The report calls on NATO member states to “bring to justice any of their nationals suspected of being responsible for serious violations” of human rights. The International Criminal Tribunal for the former Yugoslavia (ICTY) should also investigate allegations of NATO war crimes, AI states.

However, just days before Amnesty released its report, the ICTY announced there would be no criminal investigation of NATO's actions in the air war. Carla Del Ponte told the United Nations Security Council on June 2 that there was “no basis” to open an investigation into the NATO bombing campaign.

NATO Secretary-General George Robertson has similarly rejected any investigation, denouncing the AI allegations as “baseless and ill-founded”. Jamie Shea, NATO's chief spokesman during the war, claimed that all targets had been selected carefully to adhere to international law, but AI rejected Shea's claim, pointing to the bombing of Serbian broadcasting facilities as a clear case where civilian lives were deliberately endangered.

In a subsequent response to the ICTY's decision not to investigate NATO actions, AI noted admissions by the ICTY's review committee that made clear the biased character of the tribunal. The ICTY review committee admitted that in answering the allegations of war crimes made against it, NATO had “failed to address the specific incidents” with which it was charged. Five of these are among the incidents identified by AI in its June 7 report.

The ICTY review committee's 45-page report documenting why a criminal investigation should not be conducted into NATO also revealed that it had “not spoken to those involved in directing or carrying out the bombing campaign”. Nonetheless, it stated, “On the basis of the information reviewed, however, the committee is of the opinion that neither an in-depth investigation related to the bombing campaign as a whole nor investigations related to specific incidents are justified. In all cases, either the law is not sufficiently clear or investigations are unlikely to result in the acquisition of sufficient evidence to substantiate charges against high-level accused or against lower accused for particularly heinous offences.”

AI pointed out that the review committee's report did not explain what difficulties it anticipated in gathering evidence against NATO or its officials.

AI has promised to carefully review the ICTY review committee's Final Report and respond in more detail to its findings at a later date, but has made some initial observations.
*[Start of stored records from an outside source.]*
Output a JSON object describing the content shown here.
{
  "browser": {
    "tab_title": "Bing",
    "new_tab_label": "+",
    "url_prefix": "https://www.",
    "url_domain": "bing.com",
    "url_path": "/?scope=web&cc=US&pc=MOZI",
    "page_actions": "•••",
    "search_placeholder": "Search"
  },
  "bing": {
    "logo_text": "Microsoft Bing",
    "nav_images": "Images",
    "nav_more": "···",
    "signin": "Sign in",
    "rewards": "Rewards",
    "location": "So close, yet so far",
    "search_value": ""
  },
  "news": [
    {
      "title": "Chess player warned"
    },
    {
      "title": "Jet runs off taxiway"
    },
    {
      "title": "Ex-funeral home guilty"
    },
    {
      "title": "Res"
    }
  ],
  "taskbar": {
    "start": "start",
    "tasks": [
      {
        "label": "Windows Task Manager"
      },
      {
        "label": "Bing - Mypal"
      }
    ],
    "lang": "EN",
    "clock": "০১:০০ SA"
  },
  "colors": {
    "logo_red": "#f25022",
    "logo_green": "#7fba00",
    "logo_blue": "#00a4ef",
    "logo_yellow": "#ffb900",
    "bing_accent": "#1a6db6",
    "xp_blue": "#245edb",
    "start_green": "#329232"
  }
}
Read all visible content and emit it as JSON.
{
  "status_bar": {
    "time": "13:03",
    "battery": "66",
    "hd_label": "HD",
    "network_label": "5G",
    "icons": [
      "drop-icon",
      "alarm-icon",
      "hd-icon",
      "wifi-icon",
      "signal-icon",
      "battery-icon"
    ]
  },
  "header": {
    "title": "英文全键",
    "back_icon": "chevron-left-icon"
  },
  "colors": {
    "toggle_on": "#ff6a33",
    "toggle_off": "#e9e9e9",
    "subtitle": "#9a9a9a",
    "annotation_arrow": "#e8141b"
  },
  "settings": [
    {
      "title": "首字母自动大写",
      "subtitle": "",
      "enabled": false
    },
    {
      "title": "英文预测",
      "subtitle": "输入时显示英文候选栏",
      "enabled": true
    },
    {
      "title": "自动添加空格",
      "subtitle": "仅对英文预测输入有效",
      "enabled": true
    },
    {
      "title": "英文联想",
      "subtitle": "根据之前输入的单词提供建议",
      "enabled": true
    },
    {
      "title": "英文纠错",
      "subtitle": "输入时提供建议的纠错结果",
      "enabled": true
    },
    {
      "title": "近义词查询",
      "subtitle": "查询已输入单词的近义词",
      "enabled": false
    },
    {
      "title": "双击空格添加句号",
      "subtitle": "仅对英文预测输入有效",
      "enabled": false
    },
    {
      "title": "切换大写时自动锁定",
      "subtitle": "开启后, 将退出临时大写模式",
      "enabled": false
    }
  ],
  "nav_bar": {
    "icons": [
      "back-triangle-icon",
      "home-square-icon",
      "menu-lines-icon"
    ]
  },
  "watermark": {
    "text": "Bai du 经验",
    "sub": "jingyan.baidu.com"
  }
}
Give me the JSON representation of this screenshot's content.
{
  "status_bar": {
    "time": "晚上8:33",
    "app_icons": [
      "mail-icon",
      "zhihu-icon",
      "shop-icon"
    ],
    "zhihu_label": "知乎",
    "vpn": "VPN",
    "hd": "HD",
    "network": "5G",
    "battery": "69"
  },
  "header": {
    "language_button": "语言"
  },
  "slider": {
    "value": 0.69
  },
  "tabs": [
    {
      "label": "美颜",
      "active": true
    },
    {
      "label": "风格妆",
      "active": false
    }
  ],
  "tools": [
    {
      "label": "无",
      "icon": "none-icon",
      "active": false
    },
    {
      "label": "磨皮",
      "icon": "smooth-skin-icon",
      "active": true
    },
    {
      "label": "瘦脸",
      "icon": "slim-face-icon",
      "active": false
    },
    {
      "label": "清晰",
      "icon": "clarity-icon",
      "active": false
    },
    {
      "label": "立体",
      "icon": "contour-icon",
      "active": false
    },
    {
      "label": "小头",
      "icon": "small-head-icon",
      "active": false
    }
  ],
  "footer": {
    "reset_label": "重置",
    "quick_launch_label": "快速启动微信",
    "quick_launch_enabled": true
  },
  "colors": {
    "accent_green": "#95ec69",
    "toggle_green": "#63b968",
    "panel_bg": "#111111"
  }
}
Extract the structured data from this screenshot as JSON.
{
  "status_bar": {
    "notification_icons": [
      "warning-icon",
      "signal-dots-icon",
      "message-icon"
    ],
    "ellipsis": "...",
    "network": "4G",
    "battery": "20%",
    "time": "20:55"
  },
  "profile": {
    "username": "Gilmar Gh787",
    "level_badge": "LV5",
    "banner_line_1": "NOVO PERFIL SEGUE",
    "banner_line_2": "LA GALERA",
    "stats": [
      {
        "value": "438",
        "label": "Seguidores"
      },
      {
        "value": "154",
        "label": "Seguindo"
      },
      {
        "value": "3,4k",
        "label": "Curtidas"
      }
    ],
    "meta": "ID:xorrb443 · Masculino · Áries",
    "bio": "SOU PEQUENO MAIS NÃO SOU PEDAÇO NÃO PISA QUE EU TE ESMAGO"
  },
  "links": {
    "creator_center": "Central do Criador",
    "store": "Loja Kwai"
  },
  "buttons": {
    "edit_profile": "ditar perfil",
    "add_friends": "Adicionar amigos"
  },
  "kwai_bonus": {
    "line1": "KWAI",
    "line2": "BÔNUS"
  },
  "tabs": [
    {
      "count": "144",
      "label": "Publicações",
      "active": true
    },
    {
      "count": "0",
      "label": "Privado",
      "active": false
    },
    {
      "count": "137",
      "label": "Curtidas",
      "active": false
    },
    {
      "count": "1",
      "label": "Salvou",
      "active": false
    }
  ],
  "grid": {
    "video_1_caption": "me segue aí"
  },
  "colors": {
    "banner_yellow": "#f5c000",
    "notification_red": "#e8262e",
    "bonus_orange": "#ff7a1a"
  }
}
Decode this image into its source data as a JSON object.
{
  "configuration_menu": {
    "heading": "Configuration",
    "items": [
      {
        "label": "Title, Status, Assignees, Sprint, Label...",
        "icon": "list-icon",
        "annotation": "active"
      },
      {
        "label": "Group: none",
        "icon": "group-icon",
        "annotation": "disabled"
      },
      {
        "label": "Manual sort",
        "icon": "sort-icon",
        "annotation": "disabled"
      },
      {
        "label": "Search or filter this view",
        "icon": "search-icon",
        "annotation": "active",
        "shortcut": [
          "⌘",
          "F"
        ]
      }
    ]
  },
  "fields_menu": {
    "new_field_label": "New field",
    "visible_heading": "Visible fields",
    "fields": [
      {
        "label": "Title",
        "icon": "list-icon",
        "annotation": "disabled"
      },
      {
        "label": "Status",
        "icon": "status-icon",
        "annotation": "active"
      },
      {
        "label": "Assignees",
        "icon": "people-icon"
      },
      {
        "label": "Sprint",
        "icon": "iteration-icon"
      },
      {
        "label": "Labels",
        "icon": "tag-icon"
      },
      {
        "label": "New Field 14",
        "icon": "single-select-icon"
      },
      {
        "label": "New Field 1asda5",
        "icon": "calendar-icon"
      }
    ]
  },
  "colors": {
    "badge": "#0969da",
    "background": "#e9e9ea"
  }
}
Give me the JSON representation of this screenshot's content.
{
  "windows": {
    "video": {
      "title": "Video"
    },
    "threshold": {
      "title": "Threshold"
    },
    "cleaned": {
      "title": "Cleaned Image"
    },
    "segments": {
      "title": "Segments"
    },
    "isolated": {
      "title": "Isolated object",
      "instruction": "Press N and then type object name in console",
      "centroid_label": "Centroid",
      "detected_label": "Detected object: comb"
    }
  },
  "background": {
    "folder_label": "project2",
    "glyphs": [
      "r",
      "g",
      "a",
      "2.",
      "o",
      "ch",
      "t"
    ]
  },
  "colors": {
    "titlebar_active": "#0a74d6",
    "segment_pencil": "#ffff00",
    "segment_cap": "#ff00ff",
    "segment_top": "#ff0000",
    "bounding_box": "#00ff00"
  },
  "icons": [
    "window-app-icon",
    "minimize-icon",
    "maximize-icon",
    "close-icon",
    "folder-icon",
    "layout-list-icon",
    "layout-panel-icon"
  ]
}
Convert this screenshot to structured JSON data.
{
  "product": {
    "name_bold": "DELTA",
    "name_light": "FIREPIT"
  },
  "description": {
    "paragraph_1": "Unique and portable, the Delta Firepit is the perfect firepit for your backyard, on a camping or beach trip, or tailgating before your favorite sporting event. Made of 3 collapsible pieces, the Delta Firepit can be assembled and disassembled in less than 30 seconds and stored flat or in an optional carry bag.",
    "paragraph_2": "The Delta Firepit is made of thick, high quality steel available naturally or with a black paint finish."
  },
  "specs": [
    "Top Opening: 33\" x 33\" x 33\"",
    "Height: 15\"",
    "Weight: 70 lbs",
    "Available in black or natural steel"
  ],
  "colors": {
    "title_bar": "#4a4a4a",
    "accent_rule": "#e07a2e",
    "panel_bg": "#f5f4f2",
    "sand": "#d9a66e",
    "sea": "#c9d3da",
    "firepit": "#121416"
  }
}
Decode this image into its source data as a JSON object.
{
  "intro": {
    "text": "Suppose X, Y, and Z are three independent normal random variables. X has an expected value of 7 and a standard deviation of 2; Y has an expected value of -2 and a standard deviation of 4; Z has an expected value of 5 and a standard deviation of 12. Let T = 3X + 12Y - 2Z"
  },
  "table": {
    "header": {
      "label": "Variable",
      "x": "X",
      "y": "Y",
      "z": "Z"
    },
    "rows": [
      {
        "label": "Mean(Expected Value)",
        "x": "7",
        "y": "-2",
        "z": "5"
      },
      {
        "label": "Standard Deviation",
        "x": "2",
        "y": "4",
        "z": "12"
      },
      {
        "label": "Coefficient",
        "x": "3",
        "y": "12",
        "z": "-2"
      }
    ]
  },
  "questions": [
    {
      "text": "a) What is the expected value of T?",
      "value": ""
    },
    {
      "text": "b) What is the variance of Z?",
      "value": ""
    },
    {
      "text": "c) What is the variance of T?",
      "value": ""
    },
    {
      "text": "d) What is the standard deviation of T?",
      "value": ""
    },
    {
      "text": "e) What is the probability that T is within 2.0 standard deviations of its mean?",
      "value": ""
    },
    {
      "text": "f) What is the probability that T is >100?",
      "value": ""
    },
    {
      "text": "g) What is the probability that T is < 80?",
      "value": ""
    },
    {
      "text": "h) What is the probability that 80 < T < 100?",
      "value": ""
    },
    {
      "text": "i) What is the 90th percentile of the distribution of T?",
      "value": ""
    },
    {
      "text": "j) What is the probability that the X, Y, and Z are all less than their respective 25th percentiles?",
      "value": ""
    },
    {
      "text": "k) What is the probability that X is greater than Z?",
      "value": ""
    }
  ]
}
It notes that the review committee states in its recommendations that, in general, the media is not considered to be a “traditional target category” and that should NATO justify its attack on the RTS facility by reference to its “propaganda purpose alone, its legality might well be questioned”.

However, the review committee states that the media can be considered a legitimate military target if it is part of the “command, control and communications” network, if it is “used to incite war crimes” or if it is “the nerve system that keeps a war-monger in power and thus perpetuates the war effort”. On this basis, the review committee concluded that NATO's “primary goal” in attacking the broadcasting facility was to disable “the Serbian military command and control system and to destroy the nerve system and apparatus that keeps Milosevic in power”—in other words, that RTS was a legitimate military target.

AI points out, however, that in a meeting it held with NATO officials in Brussels on February 14 of this year, the latter insisted that the broadcasting facility was attacked because it was a “propaganda organ, and argued that propaganda is direct support for military action”.

The arguments being advanced by NATO and its apologists in the ICTY to justify the air war against Yugoslavia amount to a carte blanche for the great powers to militarily attack any country they wish, hitting civilian targets and destroying the country's economic infrastructure. All that is required is a concentrated government and media campaign to portray the aggression as a “humanitarian” response to ethnic cleansing or other human rights abuses.